Dans les créneaux dépeuplés des journaux télévisés de la mi-journée, ceux qui s'adressent aux agriculteurs, aux inactifs et au troisième âge, on peut parfois trouver des perles. France 2, en ce lundi 26 mai, parlant à cette population sans doute bien plus facile à convaincre des méfaits du sans-fil que le jeune urbain branché en permanence, nous mettait ainsi en garde contre les dangers méconnus du Wi-Fi, avec un geste fort à l'appui : à la suite des plaintes de l'un des ses employés, le directeur de l'impériale bibliothèque Sainte Geneviève, cette atroce réserve à binoclards où ceux-ci s'entassent comme un élevage de poulets industriels dans une sorte d'énorme hangar à la hauteur de plafond vertigineuse, rejoue pour la caméra de la chaîne le moment où il a débranché cet innocent routeur domestique Linksys que le reportage qualifie de "borne Wi-Fi", et qui donne une bonne idée du haut degré de professionnalisme de l'installation. Car, dans ce monde depuis toujours baigné de ces obscures ondes électromagnétiques qui tombent des étoiles, dans cet univers qui profite depuis un siècle des bienfaits de la radioélectricité utilisée comme vecteur de communication, certains en sont persuadés : le Wi-Fi, c'est dangereux, et c'est mieux quand c'est éteint. Telle est, en tout cas, la profession de foi des activistes spécialistes du secteur, dont l'association passe au domicile des particuliers, mesureurs de champ au poing, pour les avertir des dangers qui les guettent au coin de leur salon. L'avertissement, au demeurant, est vraisemblablement superflu, puisque ces mesures ne prêcheront que des convaincus, le simple fait de recourir aux services de cette association manifestant un soupçon qu'elle ne pourra que confirmer, et d'autant plus simplement que les ondes électromagnétiques, on baigne dedans en permanence. On retrouve ici le principe de cette campagne Greenpeace, où l'on identifiait la présence de toxiques dans le sang de volontaires, en l'occurrence des députés écologistes au Parlement européen, le sang Vert étant, par définition, bien plus sensible aux polluants de toutes sortes que celui du vulgaire ouvrier qui passe sa vie au milieu d'eux.
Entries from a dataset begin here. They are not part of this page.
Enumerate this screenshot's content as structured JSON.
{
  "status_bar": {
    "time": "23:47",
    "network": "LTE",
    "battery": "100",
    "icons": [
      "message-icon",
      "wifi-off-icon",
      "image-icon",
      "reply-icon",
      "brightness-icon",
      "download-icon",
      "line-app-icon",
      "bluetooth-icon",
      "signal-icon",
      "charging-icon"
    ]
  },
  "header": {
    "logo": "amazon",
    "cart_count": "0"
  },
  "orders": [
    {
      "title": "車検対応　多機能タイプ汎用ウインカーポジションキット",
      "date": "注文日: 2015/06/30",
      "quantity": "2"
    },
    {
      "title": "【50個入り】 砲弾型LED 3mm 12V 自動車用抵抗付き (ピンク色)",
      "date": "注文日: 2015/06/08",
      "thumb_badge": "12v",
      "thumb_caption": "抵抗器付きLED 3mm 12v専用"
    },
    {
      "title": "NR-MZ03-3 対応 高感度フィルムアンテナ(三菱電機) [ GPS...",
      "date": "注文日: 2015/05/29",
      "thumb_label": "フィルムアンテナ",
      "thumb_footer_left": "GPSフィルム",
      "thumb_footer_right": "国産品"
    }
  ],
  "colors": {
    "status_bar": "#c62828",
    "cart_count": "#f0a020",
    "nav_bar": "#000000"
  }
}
C'est donc muni de son mesureur de champ que l'on fait la connaissance d'André ; André, précise le reportage, est "électro-hypersensible". Pour se protéger des ondes, et des malaises qu'elles lui causent, il porte une tenue d'apparence banale, et qu'il déboucle pour l'occasion. On découvre alors que ses vêtements, et sa casquette même, sont entièrement doublés d'un tissu constitué d'une feuille d'argent, et qui sert de blindage. On se dit que, en matière de blindage, le simple aluminium ferait aussi bien l'affaire ; mais, à n'en pas douter, l'alu, ce serait beaucoup moins noble. On se prend aussi à douter de l'efficacité d'une protection qui ne recouvre pas totalement son corps ; mais le fait de se promener dans la rue vêtu d'un scaphandre argenté présenterait vraisemblablement des inconvénients d'un autre ordre, et non moins redoutables. Car on ne peut s'empêcher de faire le rapprochement entre André et ces personnages de séries B, ces lunatiques, ces savants fous portant un casque pour se protéger des ondes cosmiques.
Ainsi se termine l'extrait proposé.